Relax, it'll be 1,500 years before aliens contact us
If you're expecting to hear from aliens from across the universe, it could be a while.
Deconstructing the Fermi paradox and pairing it with the mediocrity principle into a fresh equation, Cornell astronomers say extraterrestrials likely won't phone home – or Earth – for 1,500 years.
"We haven't heard from aliens yet, as space is a big place – but that doesn't mean no one is out there," said Cornell student Evan Solomonides '19, who will present "A Probabilistic Analysis of the Fermi Paradox" at the American Astronomical Society's meeting June 16 in San Diego. Yervant Terzian, Cornell's Tisch Distinguished University Professor of Astronomy, is the co-author on the unpublished paper upon which this presentation is based.

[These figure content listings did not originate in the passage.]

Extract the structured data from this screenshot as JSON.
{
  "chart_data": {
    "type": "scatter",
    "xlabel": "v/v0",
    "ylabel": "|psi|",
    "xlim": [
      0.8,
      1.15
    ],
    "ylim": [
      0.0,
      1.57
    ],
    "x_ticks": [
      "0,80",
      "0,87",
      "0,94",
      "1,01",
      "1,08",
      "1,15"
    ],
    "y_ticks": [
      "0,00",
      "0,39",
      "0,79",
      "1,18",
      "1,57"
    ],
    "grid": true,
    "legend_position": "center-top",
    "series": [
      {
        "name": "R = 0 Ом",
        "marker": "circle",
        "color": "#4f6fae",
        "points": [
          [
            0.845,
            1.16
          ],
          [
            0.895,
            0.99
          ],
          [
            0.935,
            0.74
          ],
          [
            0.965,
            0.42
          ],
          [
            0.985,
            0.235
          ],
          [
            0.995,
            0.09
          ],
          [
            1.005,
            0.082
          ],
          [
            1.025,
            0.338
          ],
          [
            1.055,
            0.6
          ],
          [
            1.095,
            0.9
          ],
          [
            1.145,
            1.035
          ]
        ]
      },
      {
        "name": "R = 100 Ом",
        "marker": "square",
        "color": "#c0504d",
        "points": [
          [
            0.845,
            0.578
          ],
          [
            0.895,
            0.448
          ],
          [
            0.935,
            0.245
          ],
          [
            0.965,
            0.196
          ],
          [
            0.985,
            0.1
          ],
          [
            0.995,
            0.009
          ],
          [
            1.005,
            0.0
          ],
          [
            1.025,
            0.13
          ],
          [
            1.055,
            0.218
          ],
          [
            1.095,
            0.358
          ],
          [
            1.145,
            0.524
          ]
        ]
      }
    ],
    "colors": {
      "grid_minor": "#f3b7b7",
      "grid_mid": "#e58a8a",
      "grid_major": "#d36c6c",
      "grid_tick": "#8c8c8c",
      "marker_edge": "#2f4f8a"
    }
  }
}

"It's possible to hear any time at all, but it becomes likely we will have heard around 1,500 years from now," said Solomonides. "Until then, it is possible that we appear to be alone – even if we are not. But if we stop listening or looking, we may miss the signals. So we should keep looking."
The Fermi paradox says billions of Earthlike planets exist in our galaxy, yet no aliens have contacted or visited us. Thus the paradox: the cosmos teems with possibility. The mediocrity principle – originated by 16th-century mathematician Copernicus – says Earth's physical attributes are not unique, as natural processes are likely common throughout the cosmos, and therefore aliens won't discover us for a while.
Hunting for extraterrestrials means sending out signals like television broadcasts, for example. As Earth's electronic ambassador, TV and radio signals are sent into space as a byproduct of broadcasting. These signals have been traveling from Earth for 80 years at the speed of light. For aliens receiving these transmissions, they would likely be indecipherable, said Solomonides, as the extraterrestrials would need to decode light waves into sounds, then parse 3,000 human languages to grasp the message.
Nonetheless, Earth's broadcast signals have reached every star within about 80 light years from the sun – about 8,531 stars and 3,555 Earthlike planets, as our Milky Way galaxy alone contains 200 billion stars.
"Even our mundane, typical spiral galaxy – not exceptionally large compared to other galaxies – is vast beyond imagination," said Solomonides. "Those numbers are what make the Fermi Paradox so counterintuitive. We have reached so many stars and planets, surely we should have reached somebody by now, and in turn been reached … this demonstrates why we appear to be alone."
Combining the equations for the Fermi paradox and the mediocrity principle, the authors suggests Earth might hear from an alien civilization when approximately half of the Milky Way Galaxy has been signaled in about 1,500 years. "This is not to say that we must be reached by then or else we are, in fact, alone. We simply claim that it is somewhat unlikely that we will not hear anything before that time," Solomonides said.
For Solomonides, this research was inspired by an assignment in the astronomy course, The Search for Life in the Universe, taught by Terzian. As an aficionado of the late Cornell astronomy professor Carl Sagan, who contemplated this very problem, Solomonides explained in a Sagan-esque way:
"We are on the third planet around a tediously boring star surrounded by other completely normal stars about two-thirds of the way along one of several arms of a remarkably average spiral galaxy. The mediocrity principle is the idea that because we are not in any special location in the universe, we should not be anything special in the universe."